В общем, мы всегда были в лидерах — и на кроссах, и на гонках. Другим конструкторам было очень интересно, почему на трассе я их как стоячих обхожу. У них были двигатели «Днепр», а у меня — «Урал». Они по мощности одинаковые, но для меня двигатель делали комсомольцы в Ирбите. Это был такой мотор, что, когда он на конвейере до конца дошел, на него как на белую ворону смотрели. Я к Северному полюсу ходил, и он ни разу меня не подвел. Когда картер выбирали, сборщик с десяток корпусов выбросил. Нашли потом хороший на конвейере, где делались двигатели на экспорт. И мне собрали, как положено.
В Ярославле после соревнований ко мне подошел Вадим Яковлевич Шапиро и предложил пойти с ним в экспедицию по Таймыру и архипелагу Северная Земля. Я сказал, что пойду, но только вместе с Радкевичем Виктором Викторовичем, минчанином. С моим другом. А без него — никуда. «Кто это такой?» — спрашивает Шапиро. Отвечаю: «Тот человек, без которого я не двинусь никуда. Это — механик от Бога». Согласился…
А маршрут планировался такой: Дудинка — Хатанга — Мыс Челюскин — острова Северной Земли. И там до Полюса остается всего ничего.
– Всего ничего? Это же еще тысяча километров!
– Да, это уже восемьдесят девятая параллель. Тысяча остается. А дальше бесполезно идти. Я с летчиками разговаривал: «Вы на Полюс пойдете?» — «Нет, — говорят, — у нас такой радионавигационной аппаратуры не имеется. Ледокол пришел, установили связь, пока говорили — его уже снесло, и связи опять нет. Почему — сам понимаешь».
В общем, сформировали команду из четырех машин — одна другой интереснее. Взять, к примеру, машину, которой управлял Толя Разулевич, — легкая, грузоподъемная. Отец сделал ему кабину из авиационного бака, плюс шесть колес, полный привод, двигатель от мотоцикла «ИЖ-350».

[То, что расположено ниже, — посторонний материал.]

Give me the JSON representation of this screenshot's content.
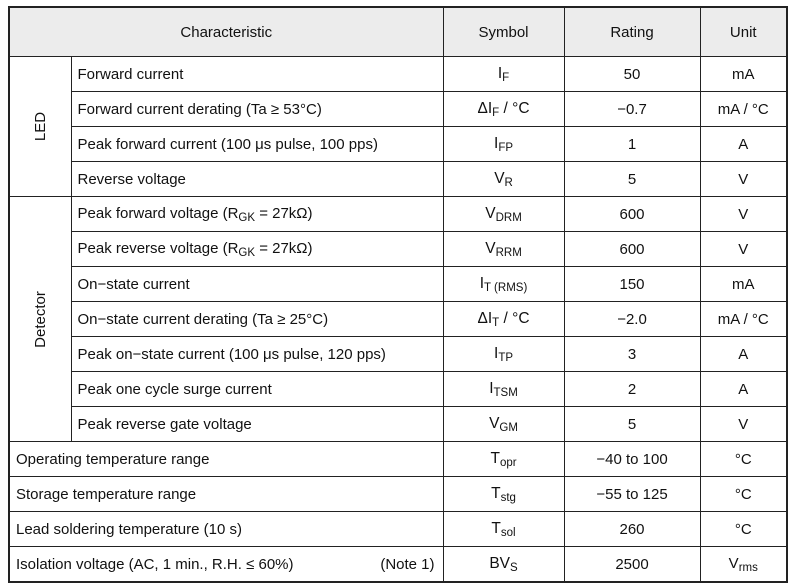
{
  "headers": {
    "characteristic": "Characteristic",
    "symbol": "Symbol",
    "rating": "Rating",
    "unit": "Unit"
  },
  "groups": {
    "led": "LED",
    "detector": "Detector"
  },
  "led_rows": [
    {
      "characteristic": "Forward current",
      "symbol_main": "I",
      "symbol_sub": "F",
      "rating": "50",
      "unit": "mA"
    },
    {
      "characteristic": "Forward current derating (Ta ≥ 53°C)",
      "symbol_main": "ΔI",
      "symbol_sub": "F",
      "symbol_tail": " / °C",
      "rating": "−0.7",
      "unit": "mA / °C"
    },
    {
      "characteristic": "Peak forward current (100 μs pulse, 100 pps)",
      "symbol_main": "I",
      "symbol_sub": "FP",
      "rating": "1",
      "unit": "A"
    },
    {
      "characteristic": "Reverse voltage",
      "symbol_main": "V",
      "symbol_sub": "R",
      "rating": "5",
      "unit": "V"
    }
  ],
  "detector_rows": [
    {
      "characteristic_pre": "Peak forward voltage (R",
      "characteristic_sub": "GK",
      "characteristic_post": " = 27kΩ)",
      "symbol_main": "V",
      "symbol_sub": "DRM",
      "rating": "600",
      "unit": "V"
    },
    {
      "characteristic_pre": "Peak reverse voltage (R",
      "characteristic_sub": "GK",
      "characteristic_post": " = 27kΩ)",
      "symbol_main": "V",
      "symbol_sub": "RRM",
      "rating": "600",
      "unit": "V"
    },
    {
      "characteristic": "On−state current",
      "symbol_main": "I",
      "symbol_sub": "T (RMS)",
      "rating": "150",
      "unit": "mA"
    },
    {
      "characteristic": "On−state current derating (Ta ≥ 25°C)",
      "symbol_main": "ΔI",
      "symbol_sub": "T",
      "symbol_tail": " / °C",
      "rating": "−2.0",
      "unit": "mA / °C"
    },
    {
      "characteristic": "Peak on−state current (100 μs pulse, 120 pps)",
      "symbol_main": "I",
      "symbol_sub": "TP",
      "rating": "3",
      "unit": "A"
    },
    {
      "characteristic": "Peak one cycle surge current",
      "symbol_main": "I",
      "symbol_sub": "TSM",
      "rating": "2",
      "unit": "A"
    },
    {
      "characteristic": "Peak reverse gate voltage",
      "symbol_main": "V",
      "symbol_sub": "GM",
      "rating": "5",
      "unit": "V"
    }
  ],
  "general_rows": [
    {
      "characteristic": "Operating temperature range",
      "symbol_main": "T",
      "symbol_sub": "opr",
      "rating": "−40 to 100",
      "unit": "°C"
    },
    {
      "characteristic": "Storage temperature range",
      "symbol_main": "T",
      "symbol_sub": "stg",
      "rating": "−55 to 125",
      "unit": "°C"
    },
    {
      "characteristic": "Lead soldering temperature (10 s)",
      "symbol_main": "T",
      "symbol_sub": "sol",
      "rating": "260",
      "unit": "°C"
    },
    {
      "characteristic": "Isolation voltage (AC, 1 min., R.H. ≤ 60%)",
      "note": "(Note 1)",
      "symbol_main": "BV",
      "symbol_sub": "S",
      "rating": "2500",
      "unit_main": "V",
      "unit_sub": "rms"
    }
  ]
}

В Дудинке Разулевич показал свою архангелогородскую прыть. Когда по Енисею ледокол прошел, шуга после него плыла. Так Анатолий туда-обратно на этой сигаре съездил.
***
Из «Отчета об испытательном пробеге вездеходов Дудинка — Хатанга — м. Челюскин — Северная Земля» (1990 г.). Руководитель пробега В. Я. Шапиро:
«Достойные люди, честно несли свой крест, сделали все, чтобы пробег состоялся. В них я находил поддержку, понимание, желание делать общее дело. Им было бесконечно тяжело, ибо для В. Радкевича, В. Васюхина, А. Земского это был первый пробег в Арктике, первые ночевки на голом океанском льду в однослойной капроновой палатке, носящей гордое название «Зима». Внове для них были торосы, огромные трещины в Хатангском заливе, следы белых медведей, парящие сизым дымом до неба разводья перед мысом Челюскин, глыбы льда в проливе Вилькицкого, бесконечные починки на морозе. Они старались не показывать вида, и все-таки в их глазах я ловил отчаянье, которое они прятали в себе и сумели переболеть. Большое им спасибо за веру в успех нашего полностью безнадежного дела, говоря словами традиционного тоста во время нечастых застолий».
– Стартовали мы от Дудинки и взяли курс на Мыс Челюскин. По пути — реки Волочанка и Хатанга. Помню, поднялась пурга, видимость до трех метров, а мы идем друг за другом и уже не понимаем — правого или левого берега реки держимся; а она там широкая — версты три. И тут натыкаемся на два вагончика, а между ними трактор тарахтит. Подтянулись, заходим внутрь. Там компания работяг: «Путешественники, вы откуда?». Оказалось, эти ребята прибыли на место всего сутки назад, наткнуться на них в такую непогоду — все равно, что найти иголку в стоге сена. Из-за пурги мы там трое суток проторчали…
В поселке Хете, южнее села Хатанги, во время встречи с жителями прошло забавное мероприятие. Заспорили о том, чья техника перетянет: машина Разулевича или снегоход «Буран». У серийной техники двигатель мощнее, и нет необходимости переключать передачи, поскольку стоит вариатор. Но для Разулевича это не довод, он в свою машину свято верит.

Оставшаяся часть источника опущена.